Desenvolver a capacidade de tolerar é fundamental para manter um ritmo e uma estratégia mesmo sob fadiga. Depende de o quanto o atleta confia em sua capacidade de suportar o desconforto, da importância de seus objetivos para ele, de sua motivação e de sua certeza de que momentos difíceis passam e de que a prova é feita de altos e baixos, de ânimo e de tédio, de tumulto e de solidão, de barulho e de silêncio.

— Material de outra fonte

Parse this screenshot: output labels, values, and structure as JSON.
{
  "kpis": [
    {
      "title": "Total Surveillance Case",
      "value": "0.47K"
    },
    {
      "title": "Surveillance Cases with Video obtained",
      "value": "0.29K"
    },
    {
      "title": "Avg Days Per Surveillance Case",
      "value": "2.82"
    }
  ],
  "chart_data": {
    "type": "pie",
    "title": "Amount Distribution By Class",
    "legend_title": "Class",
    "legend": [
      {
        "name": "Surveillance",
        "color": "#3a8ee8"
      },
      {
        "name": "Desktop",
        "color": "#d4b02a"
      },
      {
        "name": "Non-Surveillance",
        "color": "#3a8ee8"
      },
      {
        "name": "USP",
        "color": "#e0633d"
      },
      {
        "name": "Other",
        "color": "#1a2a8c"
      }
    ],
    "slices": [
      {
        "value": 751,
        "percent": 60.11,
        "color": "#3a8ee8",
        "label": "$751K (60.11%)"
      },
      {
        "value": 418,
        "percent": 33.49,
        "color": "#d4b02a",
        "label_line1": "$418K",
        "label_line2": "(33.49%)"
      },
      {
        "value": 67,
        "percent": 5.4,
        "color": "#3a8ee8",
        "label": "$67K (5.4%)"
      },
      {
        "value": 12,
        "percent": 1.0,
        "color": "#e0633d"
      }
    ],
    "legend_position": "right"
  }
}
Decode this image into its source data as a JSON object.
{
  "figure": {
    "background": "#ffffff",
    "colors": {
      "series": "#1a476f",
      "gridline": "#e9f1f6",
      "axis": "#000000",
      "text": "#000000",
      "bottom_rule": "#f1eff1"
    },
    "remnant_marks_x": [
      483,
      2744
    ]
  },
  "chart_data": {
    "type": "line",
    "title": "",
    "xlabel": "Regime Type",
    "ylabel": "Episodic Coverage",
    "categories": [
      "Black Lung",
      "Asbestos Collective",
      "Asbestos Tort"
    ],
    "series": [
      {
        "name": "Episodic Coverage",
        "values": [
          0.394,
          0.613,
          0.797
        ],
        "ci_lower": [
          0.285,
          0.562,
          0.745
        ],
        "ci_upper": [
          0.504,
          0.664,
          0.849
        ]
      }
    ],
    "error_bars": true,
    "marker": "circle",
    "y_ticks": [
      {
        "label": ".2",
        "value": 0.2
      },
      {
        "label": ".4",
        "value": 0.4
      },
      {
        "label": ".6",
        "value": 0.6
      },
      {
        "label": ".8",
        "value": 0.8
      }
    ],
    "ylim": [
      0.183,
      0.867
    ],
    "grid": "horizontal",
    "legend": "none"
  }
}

A capacidade de tolerar é em parte inata, relacionada a característica da cada atleta, mas também é treinável e depende da identificação do ponto fraco de cada um, das possíveis situações que podem afetar o planejamento e da criação de estratégias para enfrentar as dificuldades.

Decompondo estes fatores de forma didática podemos ter uma visão melhor de que as capacidades psicológicas estão diretamente relacionadas a preparação física, e a todo o processo de treinamento. Elas estão presentes em cada etapa, em cada decisão e em cada ação que o atleta realiza durante uma prova, mesmo que não se dê conta dos fatores envolvidos, e acabam influenciando todo o resultado dos esforços.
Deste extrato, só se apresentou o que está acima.